Но как найти имя нынешнего владельца сердоликового перстня?! Беда в том, что за давностью лет почтенный крымский астроном запамятовал фамилию рассказчика-депутата. Так что реликвию, сопряженную с именем Пушкина, стоит сегодня искать в Крыму.
…Пушкин веровал в магическую силу перстня-талисмана, свидетеля былой страсти. И, верно, любил созерцать туманно-красноватое свечение камня сердолика. Загадочный любовный амулет, навечно соединённый с именем обворожительной графини.
«Шестисотлетний дворянин»
Милый образ не скоро покинет поэта: не единожды выведет его рука на чистых листах строки, навсегда обессмертившие имя Елизаветы Воронцовой.
Но и властительного супруга графини, вернее, его «милостей» долго ещё не сможет забыть Пушкин. Так, в письме к Александру Бестужеву, критику, размышляя о всемирной литературе, и русской в том числе, помянет он графа недобрым словом: «Мы (писатели) не хотим быть покровительствуемы равными. Вот чего подлец Воронцов не понимает. Он воображает, что русский поэт явится в его передней с посвящением или с одою – а тот является с требованием на уважение, как шестисотлетний дворянин, – дьявольская разница!»
Да вот и Вигель весьма тонко свидетельствует в пользу поэта: «…Как все люди с практическим умом, граф весьма невысоко ценил поэзию; гениальность самого Байрона ему казалась ничтожной, а русской стихотворец в глазах его стоял едва ли выше лапландского. А этот водворился в гостиной его жены и всегда встречал его сухими поклонами, на которые, впрочем, он никогда не отвечал. Негодование возрастало, да и Пушкин, видя явное к себе презрение начальника, жестоко тем обижался и, подстрекаемый Раевским, в уединенной с ним беседе часто позволял себе эпиграммы».
Любопытны и суждения самого Пушкина о резкой перемене в его жизни, когда принужден был он покинуть милую Одессу и… милую графиню. О них поведал Иван Иванович Пущин, единственный из друзей, кто дерзнул навестить опального поэта в Михайловском: «Пушкин сам не знал настоящим образом причины своего удаления в деревню; он приписывал удаление из Одессы козням графа Воронцова из ревности; думал также, что тут могли действовать некоторые смелые его бумаги по службе, эпиграммы на управление…»
Иван Пущин, оставив воспоминания много-много позже после достопамятной встречи, не без горечи заметит: «Уцелели бы все эти дорогие подробности, если бы тогда при нас был стенограф». Увы…

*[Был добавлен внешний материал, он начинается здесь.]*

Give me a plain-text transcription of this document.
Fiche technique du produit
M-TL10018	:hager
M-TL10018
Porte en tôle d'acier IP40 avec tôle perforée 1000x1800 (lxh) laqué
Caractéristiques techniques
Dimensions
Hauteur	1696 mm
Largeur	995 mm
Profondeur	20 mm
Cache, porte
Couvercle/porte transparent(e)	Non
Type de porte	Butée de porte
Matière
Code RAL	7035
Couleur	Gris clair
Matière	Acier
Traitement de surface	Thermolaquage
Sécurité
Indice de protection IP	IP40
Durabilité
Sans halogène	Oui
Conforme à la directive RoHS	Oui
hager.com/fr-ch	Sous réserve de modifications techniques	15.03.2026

Спустя годы Александр Сергеевич записал новость, слышанную им от прибывшего из Одессы знакомца: «Болховской (Яков Дмитриевич Бологовский, отставной офицер, советник. –
Это последнее упоминание Пушкина о Елизавете Воронцовой, что осталось на страницах его дневника, помеченное днём 8 апреля 1834-го. Именно тем воскресным днём Пушкин и Бологовский в числе других представлялись императрице Александре Фёдоровне. Там, в петербургских дворцовых покоях, и состоялся тот памятный разговор. И, верно, поэту приятно было слышать лестные отзывы о былой возлюбленной.
«Злой гений»
В Одессе у Пушкина появился не мнимый, а реальный соперник – Александр Раевский, имевший с графиней довольно долгую связь.
Друг Александра Пушкина и его «злой гений» одновременно. «Язвительные речи» Александра Раевского, исполненные «хладного яда», обладали странной притягательностью. Саркастический ум и скептицизм приятеля поначалу приводили в восторг молодого Пушкина – поэт не сомневался: его друг «будет более нежели известен». Пушкин и обессмертил его имя, посвятив необычному приятелю стихотворения «Демон», «Коварность» и, вероятно, «Ангел».

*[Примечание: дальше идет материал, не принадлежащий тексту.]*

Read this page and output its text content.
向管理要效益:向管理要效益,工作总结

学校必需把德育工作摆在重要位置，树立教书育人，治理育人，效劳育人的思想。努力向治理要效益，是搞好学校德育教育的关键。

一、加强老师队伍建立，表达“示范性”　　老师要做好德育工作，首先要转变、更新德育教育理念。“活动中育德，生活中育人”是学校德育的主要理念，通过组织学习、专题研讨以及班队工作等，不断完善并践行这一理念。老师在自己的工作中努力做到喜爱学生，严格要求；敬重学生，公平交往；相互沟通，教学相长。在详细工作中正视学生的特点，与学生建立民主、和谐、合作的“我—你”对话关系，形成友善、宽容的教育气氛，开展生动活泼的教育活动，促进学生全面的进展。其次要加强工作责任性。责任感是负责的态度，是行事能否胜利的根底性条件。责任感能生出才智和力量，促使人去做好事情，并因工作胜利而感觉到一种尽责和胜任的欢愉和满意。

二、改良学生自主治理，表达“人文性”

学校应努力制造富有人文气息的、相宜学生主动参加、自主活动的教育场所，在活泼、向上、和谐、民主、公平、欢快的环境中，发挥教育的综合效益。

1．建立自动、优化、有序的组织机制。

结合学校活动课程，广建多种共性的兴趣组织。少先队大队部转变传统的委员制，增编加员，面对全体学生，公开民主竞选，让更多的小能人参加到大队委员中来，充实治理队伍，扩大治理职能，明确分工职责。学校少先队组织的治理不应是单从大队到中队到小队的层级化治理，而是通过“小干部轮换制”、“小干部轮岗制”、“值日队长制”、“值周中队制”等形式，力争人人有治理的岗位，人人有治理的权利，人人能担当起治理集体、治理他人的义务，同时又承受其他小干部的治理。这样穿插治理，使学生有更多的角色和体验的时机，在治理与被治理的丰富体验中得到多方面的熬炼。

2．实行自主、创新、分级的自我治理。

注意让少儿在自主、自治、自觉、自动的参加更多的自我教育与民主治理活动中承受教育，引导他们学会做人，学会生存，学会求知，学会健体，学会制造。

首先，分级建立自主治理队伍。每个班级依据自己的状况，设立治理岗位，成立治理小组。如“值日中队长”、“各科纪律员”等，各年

И Раевский, и Пушкин были влюблены в красавицу-графиню Елизавету Воронцову, оба домогались её расположения, и оба в том преуспели. Но Александр Николаевич, и тому есть немало доказательств, употребил весьма сомнительные средства для устранения соперника. И как следствие хитроумного шантажа – обострение отношений Пушкина с всесильным губернатором Михаилом Воронцовым и высылка поэта из Одессы в Михайловское.